We pass over the many little dramatic intrigues and misunderstandings, with the more or less adroit interferences of the uncle, which raise and lower alternately Bernard’s hopes. M. Feuillet has more than once tried his hand with striking success in the portraiture of French ecclesiastics. He has drawn none better than the Bishop of Saint-Méen, uncle of Mademoiselle de Courteheuse, to whose interests he is devoted. Bernard feels that to gain the influence of this prelate would be to gain his cause; and the opportunity for an interview comes.
Monseigneur de Courteheuse would seem to be little over fifty years of age: he is rather tall, and very thin: the eyes, black and full of life, are encircled by a ring of deep brown. His speech and gesture are animated, and, at times, as if carried away. He adopts frequently a sort of furious manner which on a sudden melts into the smile of an honest man. He has beautiful silvery hair, flying in vagrant locks over his forehead, and beautiful bishop’s hands. As he becomes calm he has an imposing way of gently resettling himself in his sacerdotal dignity. To sum up: his is a physiognomy full of passion, consumed with zeal, yet still frank and sincere.
I was hardly seated, when with a motion of the hand he invited me to speak.

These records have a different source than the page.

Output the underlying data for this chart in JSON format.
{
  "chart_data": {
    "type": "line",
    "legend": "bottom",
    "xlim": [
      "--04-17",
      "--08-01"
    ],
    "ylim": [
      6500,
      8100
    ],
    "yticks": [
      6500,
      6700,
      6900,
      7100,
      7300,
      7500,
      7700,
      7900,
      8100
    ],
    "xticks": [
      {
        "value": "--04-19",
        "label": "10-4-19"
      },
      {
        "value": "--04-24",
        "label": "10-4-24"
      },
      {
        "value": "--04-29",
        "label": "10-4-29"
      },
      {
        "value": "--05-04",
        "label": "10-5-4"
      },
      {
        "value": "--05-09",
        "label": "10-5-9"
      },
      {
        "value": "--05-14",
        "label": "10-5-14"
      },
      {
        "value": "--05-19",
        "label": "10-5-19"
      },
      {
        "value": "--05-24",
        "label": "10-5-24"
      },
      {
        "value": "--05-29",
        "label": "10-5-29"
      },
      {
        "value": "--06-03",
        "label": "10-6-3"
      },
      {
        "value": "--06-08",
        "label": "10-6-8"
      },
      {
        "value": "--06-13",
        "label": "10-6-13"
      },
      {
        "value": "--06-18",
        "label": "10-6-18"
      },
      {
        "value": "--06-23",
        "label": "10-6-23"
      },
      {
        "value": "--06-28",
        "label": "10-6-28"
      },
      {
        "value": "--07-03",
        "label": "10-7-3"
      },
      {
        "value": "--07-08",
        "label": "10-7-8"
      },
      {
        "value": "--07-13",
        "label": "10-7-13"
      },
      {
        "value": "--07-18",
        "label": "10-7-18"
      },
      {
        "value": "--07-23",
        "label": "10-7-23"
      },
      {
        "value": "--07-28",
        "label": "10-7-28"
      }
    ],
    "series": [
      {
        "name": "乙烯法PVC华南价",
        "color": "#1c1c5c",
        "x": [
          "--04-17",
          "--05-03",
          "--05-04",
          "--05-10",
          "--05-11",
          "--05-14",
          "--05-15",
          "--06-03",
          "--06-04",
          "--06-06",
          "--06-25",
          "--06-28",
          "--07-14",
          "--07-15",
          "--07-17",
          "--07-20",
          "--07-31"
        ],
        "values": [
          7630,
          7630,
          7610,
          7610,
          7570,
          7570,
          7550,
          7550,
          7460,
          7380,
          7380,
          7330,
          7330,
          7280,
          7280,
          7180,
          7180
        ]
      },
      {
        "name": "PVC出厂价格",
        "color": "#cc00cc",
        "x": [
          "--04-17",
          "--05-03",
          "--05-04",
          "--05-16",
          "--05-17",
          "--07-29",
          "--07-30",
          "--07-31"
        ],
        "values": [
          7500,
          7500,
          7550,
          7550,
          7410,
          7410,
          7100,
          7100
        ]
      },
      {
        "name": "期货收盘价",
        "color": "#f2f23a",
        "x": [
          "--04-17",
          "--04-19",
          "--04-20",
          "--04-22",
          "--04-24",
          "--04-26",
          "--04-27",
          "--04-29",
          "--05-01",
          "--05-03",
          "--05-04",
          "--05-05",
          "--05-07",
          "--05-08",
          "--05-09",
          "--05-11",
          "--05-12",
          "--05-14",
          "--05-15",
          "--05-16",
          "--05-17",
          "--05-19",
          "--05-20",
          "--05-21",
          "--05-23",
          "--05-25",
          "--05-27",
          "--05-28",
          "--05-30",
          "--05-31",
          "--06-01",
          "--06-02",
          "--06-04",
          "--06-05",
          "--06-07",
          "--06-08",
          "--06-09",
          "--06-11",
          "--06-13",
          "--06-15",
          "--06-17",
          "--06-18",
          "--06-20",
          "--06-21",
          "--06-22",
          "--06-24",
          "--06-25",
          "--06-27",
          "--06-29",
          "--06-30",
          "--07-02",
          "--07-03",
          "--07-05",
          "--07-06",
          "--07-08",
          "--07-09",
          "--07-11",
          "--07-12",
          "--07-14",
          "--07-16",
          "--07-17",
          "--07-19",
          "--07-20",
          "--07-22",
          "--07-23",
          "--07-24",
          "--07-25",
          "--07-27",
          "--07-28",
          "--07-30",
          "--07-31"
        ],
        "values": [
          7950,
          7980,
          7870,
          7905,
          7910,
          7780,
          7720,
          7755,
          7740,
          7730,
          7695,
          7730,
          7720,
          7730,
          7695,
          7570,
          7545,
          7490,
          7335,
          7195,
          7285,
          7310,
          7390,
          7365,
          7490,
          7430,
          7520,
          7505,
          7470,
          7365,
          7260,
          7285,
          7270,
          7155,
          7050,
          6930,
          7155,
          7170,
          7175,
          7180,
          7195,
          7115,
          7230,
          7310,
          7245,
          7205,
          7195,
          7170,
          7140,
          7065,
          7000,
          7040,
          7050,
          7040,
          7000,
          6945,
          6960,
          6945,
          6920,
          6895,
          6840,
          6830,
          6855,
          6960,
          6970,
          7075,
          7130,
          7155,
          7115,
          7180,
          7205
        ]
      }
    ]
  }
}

“Monseigneur!” I said, “I come to you (you understand me?) as to my last resource. What I am now doing is almost an act of despair; for it might seem at first sight that no member of the family of Mademoiselle de Courteheuse must show himself more pitiless than yourself towards the faults with which I am reproached. I am an unbeliever: you are an apostle! And yet, Monseigne
ur, it is often at the hands of saintly priests, such as yourself, that the guilty find most indulgence. And then, I am not indeed guilty: I have but wandered. I am refused the hand of your niece because I do not share her faith — your own faith. But, Monseigneur, unbelief is not a crime, it is a misfortune. I know people often say, a man denies God when by his own conduct he has brought himself into a condition in which he may well desire that God does not exist. In this way he is made guilty, or, in a sense, responsible for his incredulity. For myself, Monseigneur, I have consulted my conscience with an entire sincerity; and although my youth has been amiss, I am certain that my atheism proceeds from no sentiment of personal interest. On the contrary, I may tell you with truth that the day on which I perceived my faith come to nought, the day on which I lost hope in God, I shed the bitterest tears of my life. In spite of appearances, I am not so light a spirit as people think. I am not one of those for whom God, when He disappears, leaves no sense of a void place. Believe me! — a man may love sport, his club, his worldly habits, and yet have his hours of thought, of self-recollection. Do you suppose that in those hours one does not feel the frightful discomfort of an existence with no moral basis, without principles, with no outlook beyond this world? And yet, what can one do? You would tell me forthwith, in the goodness, the compassion, which I read in your eyes; Confide to me your objections to religion, and I will try to solve them. Monseigneur, I should hardly know how to answer you. My objections are ‘Legion!’ They are without number, like the stars in the sky: they come to us on all sides, from every quarter of the horizon, as if on the wings of the wind; and they leave in us, as they pass, ruins only, and darkness. Such has been my experience, and that of many others; and it has been as involuntary as it is irreparable.”